Подоспевшие ко мне на помощь конвойные справились с ним также не сразу. Герцог — человек, как вы знаете, очень сильный. Он стал работать кулаками, а одному солдату, который схватил его за горло, до крови укусил палец. Наконец они его все-таки осилили, скрутили ему руки офицерским шарфом, рот заткнули платком и на руках вынесли его из дворца. На улице я велел набросить на него солдатскую шинель, так как он был в одном белье…"
— А я уступил ему мою карету и сам пошел опять пешком, — с сухой усмешкой досказал Миних, — последняя честь побежденному врагу!
— Вы, граф, можете еще шутить! — заметила с укоризной сострадательная Анна Леопольдовна. — А герцогиня, говорили вы, выбежала на мороз за мужем тоже в ночном туалете? Как вы ее не удержали, мосье Манштейн?
— Солдаты, ваше высочество, ее и не пускали, — отвечал Манштейн. — Но она вырвалась у них из рук. Я увидел ее уже на улице, на куче снега и велел отвести ее назад во дворец.
— Там у нее, наверно, найдется от простуды шалфей с малиной, — добавил Миних.- A la guerre comme `a la guerre, [6] принцесса.
Лили, подобно всем другим слушателям, не сводившая глаз с молодого адъютанта фельдмаршала, не могла не заметить, что временами его взоры словно невольно обращались в ее сторону, но затем он тотчас опять отводил их на принцессу.
Вошедший в это время паж доложил о прибытии цесаревны Елизаветы и первого министра, графа Остермана.
Note6
На войне как на войне (фр.).
— Я послал за ними, — объяснил Миних, — чтобы сообща обсудить, что предпринять с бывшим регентом и как объявить народу в манифесте о вступлении вашего высочества в управление государством.
Совещание с цесаревной и канцлером затянулось почти до самого рассвета.

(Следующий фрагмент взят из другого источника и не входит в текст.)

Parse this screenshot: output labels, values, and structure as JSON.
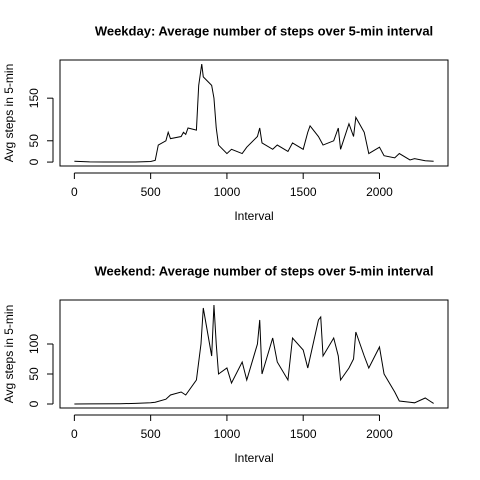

Отставленного регента положено было поутру отправить в Шлиссельбургскую крепость до решения судом его дальнейшей участи, принцесса Анна Леопольдовна делалась правительницей на время малолетства своего сына, с титулом "императорского Высочества великой княгини российской", но самый титул должен был быть предложен ей советом первых чинов государства по принесении присяги, манифест же был сочинен тут же искусником по этой части Остерманом, чтобы он мог быть подписан без всякой задержки приглашенными во дворец к 9 часам утра министрами и генералитетом. [7]
Note7
В манифесте, именем императора Иоанна объявлялось всем верноподданным, что "хотя, по предписанию императрицы Анны, регентом был назначен герцог курляндский, но ему велено было свое регенство вести по государственным правам, конституциям и прежним преданиям и уставам, и особливо велено не токмо о ближайшем здравии и воспитании нашем попечение иметь, но и к родителям нашим и ко всей императорской фамилии почтение оказывать. Но вместо должного тому исполнения, он дерзнул не токмо многие противные государственным правам поступки чинить, но и к любезнейшим нашим родителям великое непочитание и презрение публично оказывать, и притом с употреблением непристойных угроз, и такие дальновидные и опасные намерения объявить дерзнул, которым не только любезнейшие родители наши, но и мы сами, и покой, и благополучие империи нашей в опасное состояние приведены быть могли бы. И потому принуждены себя нашли, по усердному желанию и прошению всех наших верных подданных духовного и мирского чина, оного герцога от регентства отрешить и по тому же прошению всех наших верных подданных оное правительство поручить нашей государыне матери".